I think that’s primarily where the difference is. I have stock bushes and antirollbars. The rubber bushes do provide more compliance so its less firm compared to polybushes (and I also use 26.5 psi). However I cannot understand why the suspension dropped onto your car. I don’t think it matters but did you have the car weight balanced when installed? If so you can check if the weight distribution has changed.
It is also my opinion that you change one thing at a time and assess the difference. Since the suspension change in my car and the alignment I did not feel there was a need to change the antirollbars to the adjustable type in order to change the front/back oversteer/understeer bias.
With hindsight, I probably should have just changed one thing at a time to see how it affected the car. The car wasn’t weight balanced when the suspension was installed, I’m not sure if that would really explain the suspension suddenly dropping.
My reasoning if you had the values you could check much it has changed and what has changed.

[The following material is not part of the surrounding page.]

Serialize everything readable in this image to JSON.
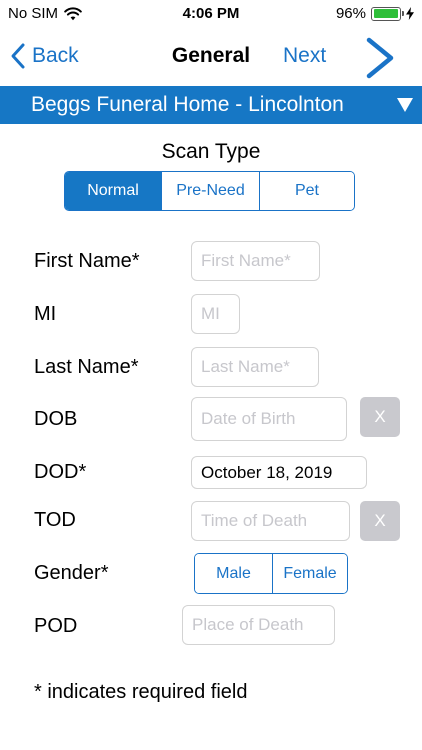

It wouldn’t tell you the why per say but if you went to the expense of going with ohlins getting them fitted by someone who perhaps know what they are doing and knows how to tune the suspension based on your requirements. (Blatant advert for Paul roddinson btw. He knows his stuff)
Yes, I’ve played around with the damping adjustment and got it to my preference now. Its on the soft side but that’s how I prefer it. It still doesn’t explain why the suspension dropped! Even on a soft setting the car is still very firm and on the worst of our roads you do feel it! I don’t think I can fully blame the shocks (although I do blame our thieving Govt. for not spending the money they raise in car taxes on road maintenance!)